22. Pulling back a bit you can see how the assembly is attached to the centersection of the IRS system.
23. The Heidts Pro-G IRS system came with a pair of high-horsepower halfshaft assemblies. Anyone who has worked on a newer Corvette or Camaro will find they look pretty familiar.
24. The rotors were bolted to the hats using 5/16x3/4-inch button head crews and 5/16-inch split lock washers. We used red thread locker and torqued them to 180 in-lb. The Wilwood rotors came fully coated so they will keep looking good once in use.
25. The rotor assemblies were installed on the CV joints with the recessed side of the rotor assembly on the stub axle. It was fully secured, using thread locker, with 7/16x1 1/4-inch Grade 8 bolts and lock washers. We chose this method, but you could also install the outer end of the halfshaft into the upright and then the inner end onto the stub axle.
26. Before installing the upper links we inserted these rod end spacers onto both ends of each link.
27. This was definitely a two-person operation. We swung the upright up, catching the halfshaft on the way up and wiggling the halfshaft a bit until the splines slid into the sealed bearing. The halfshaft was then secured to the bearing hub using the large nut that was torqued to 100 ft-lb (Heidts advises to not use an impact gun for this). At the same time we connected the top of the upright to the main crossmember using the upper links (with the rod end spacers installed). The short end of the upper link went toward the upright.
28. We could then install our coilover assemblies (Heidts single-adjustable shocks with Viking 350lb springs). If you don’t have your shocks yet you can fabricate temporary links 12 inches long, which is the recommended ride height for the axles to be level to the ground.
29. To finish up the brakes we installed the Wilwood calipers onto the mounting plates with the 3/8-inch Grade 8 bolts in the kit using the supplied washes and shims to make sure everything was lined up. The caliper bolts were snugged to 20 ft-lb, and we used a dab of thread locker.
30. The result is a completely bolt-in IRS system that completely modernized our ’67 Camaro.

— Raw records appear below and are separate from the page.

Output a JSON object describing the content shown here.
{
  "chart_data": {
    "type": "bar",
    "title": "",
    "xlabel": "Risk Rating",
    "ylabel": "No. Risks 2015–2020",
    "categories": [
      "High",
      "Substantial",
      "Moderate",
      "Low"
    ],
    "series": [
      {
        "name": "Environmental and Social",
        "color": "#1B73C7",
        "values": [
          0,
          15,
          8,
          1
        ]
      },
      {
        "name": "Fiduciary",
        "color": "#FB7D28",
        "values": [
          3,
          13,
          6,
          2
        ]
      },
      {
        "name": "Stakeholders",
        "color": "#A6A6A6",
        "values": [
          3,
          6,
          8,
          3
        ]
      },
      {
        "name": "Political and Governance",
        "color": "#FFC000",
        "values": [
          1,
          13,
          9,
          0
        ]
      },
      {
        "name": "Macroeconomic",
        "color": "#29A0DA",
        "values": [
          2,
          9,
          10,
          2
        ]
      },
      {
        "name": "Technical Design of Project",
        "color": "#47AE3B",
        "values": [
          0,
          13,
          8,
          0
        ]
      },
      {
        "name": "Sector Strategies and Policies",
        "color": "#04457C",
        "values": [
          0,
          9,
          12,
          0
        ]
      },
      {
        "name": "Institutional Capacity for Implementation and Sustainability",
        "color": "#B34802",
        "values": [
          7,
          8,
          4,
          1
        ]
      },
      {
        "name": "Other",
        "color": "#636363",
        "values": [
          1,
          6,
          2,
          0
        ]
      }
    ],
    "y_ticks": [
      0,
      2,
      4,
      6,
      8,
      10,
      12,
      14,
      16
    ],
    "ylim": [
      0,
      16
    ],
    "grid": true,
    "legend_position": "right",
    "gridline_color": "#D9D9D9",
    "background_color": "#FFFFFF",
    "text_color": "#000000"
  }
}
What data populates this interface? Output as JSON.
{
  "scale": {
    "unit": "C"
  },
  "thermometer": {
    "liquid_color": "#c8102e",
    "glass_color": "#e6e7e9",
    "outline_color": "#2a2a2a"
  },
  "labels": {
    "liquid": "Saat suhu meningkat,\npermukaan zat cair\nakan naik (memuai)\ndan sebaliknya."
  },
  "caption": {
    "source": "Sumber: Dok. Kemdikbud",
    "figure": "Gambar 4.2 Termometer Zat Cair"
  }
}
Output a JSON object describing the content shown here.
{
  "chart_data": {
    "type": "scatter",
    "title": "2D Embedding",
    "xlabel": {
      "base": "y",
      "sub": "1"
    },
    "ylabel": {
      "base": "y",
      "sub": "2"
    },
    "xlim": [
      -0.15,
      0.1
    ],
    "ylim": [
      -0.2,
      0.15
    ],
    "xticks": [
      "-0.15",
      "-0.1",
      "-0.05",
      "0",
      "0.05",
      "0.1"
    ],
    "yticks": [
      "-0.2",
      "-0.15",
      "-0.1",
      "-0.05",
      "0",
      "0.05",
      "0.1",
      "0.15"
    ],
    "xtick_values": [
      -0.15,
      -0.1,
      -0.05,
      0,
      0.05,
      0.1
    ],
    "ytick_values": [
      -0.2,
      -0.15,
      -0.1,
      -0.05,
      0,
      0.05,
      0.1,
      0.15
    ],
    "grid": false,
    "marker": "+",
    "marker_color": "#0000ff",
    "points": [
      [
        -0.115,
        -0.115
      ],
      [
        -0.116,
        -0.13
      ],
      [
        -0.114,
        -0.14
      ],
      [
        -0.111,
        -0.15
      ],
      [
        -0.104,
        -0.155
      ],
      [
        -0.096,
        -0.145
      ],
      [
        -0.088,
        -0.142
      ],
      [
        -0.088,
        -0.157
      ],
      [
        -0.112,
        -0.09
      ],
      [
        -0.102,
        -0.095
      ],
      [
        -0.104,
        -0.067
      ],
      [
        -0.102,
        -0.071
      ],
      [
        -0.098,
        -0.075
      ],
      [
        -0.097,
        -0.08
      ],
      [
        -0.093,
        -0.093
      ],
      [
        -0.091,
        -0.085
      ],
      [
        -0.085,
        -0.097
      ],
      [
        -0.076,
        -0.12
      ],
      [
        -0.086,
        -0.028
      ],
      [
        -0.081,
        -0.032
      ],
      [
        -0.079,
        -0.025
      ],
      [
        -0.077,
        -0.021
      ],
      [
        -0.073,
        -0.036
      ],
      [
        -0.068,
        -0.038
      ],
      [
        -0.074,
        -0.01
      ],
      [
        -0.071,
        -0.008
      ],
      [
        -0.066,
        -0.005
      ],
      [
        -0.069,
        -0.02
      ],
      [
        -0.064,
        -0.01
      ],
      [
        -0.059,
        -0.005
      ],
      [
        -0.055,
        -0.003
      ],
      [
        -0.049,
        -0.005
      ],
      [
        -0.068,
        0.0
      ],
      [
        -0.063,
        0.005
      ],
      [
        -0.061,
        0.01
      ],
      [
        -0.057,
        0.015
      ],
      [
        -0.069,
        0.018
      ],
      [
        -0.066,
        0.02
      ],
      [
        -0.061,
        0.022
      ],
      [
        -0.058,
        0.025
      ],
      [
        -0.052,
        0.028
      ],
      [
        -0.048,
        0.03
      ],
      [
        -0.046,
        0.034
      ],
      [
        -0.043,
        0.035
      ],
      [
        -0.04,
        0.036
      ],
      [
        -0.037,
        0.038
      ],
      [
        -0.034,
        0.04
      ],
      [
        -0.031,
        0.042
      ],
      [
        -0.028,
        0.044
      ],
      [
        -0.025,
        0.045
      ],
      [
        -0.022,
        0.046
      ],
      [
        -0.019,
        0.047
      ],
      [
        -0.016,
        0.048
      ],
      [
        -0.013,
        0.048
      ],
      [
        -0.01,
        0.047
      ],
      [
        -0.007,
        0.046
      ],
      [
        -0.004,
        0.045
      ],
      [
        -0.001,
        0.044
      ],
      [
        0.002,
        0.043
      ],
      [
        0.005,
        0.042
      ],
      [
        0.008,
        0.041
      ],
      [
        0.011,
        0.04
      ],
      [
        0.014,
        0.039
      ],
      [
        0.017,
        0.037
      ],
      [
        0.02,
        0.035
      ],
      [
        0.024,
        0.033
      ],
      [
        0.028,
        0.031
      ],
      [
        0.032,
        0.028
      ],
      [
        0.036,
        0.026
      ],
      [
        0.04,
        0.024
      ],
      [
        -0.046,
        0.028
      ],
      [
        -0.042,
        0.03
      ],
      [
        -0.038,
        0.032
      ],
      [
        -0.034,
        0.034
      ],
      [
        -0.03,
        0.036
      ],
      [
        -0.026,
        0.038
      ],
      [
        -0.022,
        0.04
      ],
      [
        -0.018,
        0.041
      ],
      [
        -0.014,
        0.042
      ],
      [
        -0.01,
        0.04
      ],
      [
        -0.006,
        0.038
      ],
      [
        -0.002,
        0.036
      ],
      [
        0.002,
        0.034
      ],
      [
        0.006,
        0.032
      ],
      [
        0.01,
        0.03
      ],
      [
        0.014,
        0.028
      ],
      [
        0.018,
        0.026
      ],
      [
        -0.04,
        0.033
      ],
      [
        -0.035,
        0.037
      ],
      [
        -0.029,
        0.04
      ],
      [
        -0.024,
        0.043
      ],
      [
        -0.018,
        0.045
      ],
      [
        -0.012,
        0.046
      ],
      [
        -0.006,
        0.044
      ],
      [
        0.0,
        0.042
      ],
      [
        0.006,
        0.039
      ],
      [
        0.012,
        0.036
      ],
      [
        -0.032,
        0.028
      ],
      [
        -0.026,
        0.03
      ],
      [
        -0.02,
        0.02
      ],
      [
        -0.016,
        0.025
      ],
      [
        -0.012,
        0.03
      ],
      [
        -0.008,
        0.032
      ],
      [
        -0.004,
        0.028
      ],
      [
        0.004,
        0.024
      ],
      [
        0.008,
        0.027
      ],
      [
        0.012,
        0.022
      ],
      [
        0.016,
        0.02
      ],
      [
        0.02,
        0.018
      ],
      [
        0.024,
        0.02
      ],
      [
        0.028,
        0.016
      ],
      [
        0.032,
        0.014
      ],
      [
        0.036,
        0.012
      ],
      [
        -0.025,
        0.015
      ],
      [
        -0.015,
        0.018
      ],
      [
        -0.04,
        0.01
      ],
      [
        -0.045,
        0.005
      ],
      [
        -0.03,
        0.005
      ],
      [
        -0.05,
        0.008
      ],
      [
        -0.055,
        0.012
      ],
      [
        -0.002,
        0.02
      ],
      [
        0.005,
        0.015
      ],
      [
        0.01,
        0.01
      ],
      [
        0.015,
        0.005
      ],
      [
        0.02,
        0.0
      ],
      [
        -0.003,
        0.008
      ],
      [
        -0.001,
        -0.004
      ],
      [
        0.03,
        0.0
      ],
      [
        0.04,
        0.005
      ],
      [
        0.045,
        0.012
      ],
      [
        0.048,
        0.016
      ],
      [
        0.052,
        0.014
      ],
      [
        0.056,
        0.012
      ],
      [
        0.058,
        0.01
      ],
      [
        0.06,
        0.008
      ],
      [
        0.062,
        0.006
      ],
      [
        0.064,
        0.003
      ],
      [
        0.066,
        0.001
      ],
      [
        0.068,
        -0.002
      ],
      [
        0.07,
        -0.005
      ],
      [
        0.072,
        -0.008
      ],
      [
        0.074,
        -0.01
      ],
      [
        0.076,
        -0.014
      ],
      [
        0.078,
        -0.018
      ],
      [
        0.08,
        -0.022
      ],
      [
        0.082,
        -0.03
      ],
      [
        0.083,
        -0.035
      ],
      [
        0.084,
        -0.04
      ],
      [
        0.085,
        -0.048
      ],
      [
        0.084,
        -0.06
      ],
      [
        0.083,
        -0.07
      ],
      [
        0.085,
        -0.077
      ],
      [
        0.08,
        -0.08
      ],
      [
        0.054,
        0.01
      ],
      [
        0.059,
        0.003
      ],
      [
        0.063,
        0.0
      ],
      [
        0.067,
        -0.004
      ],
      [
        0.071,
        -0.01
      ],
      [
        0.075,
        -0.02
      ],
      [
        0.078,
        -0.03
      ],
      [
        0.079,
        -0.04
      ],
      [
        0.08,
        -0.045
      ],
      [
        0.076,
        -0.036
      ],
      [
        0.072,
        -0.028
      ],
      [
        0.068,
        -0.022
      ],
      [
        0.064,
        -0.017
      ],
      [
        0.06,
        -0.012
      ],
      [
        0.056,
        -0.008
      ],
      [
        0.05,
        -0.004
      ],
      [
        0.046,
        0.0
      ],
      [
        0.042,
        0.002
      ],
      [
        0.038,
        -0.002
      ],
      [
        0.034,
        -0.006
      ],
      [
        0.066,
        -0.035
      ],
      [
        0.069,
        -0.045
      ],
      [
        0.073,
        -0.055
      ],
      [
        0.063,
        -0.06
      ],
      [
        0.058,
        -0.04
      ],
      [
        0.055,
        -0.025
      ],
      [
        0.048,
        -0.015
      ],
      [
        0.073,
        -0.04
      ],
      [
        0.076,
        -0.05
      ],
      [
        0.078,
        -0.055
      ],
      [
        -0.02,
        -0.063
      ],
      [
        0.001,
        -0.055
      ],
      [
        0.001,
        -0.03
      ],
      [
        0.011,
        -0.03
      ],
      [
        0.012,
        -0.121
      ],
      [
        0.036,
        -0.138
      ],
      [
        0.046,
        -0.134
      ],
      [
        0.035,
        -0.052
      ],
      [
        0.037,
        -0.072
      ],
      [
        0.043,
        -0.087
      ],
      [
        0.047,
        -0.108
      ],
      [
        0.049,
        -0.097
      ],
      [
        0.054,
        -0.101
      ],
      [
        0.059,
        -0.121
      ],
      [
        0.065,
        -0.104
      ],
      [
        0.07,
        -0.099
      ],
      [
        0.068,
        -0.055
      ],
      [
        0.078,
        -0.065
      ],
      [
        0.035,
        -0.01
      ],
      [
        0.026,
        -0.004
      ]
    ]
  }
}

31. If you’re going to run your Camaro really low, or drive it really hard, then Heidts advises that you notch the frame out (you can see the semi-circular notch in the framerail saddle bracket) to give the upper links more room to articulate upward.
32. The shipping company lost one of our boxes, which contained the last part of our IRS system, so we’re going to wing it a bit. The subframe connectors tie the rear points of the front subframe to the rear framerails. This greatly enhances the stiffness of the Camaro, but more importantly it provides mounting points for the forward strut rods. The strut rods provide more strength to the IRS system and are critical for dialing in the system’s geometry as well as preventing wheelhop for better forward acceleration.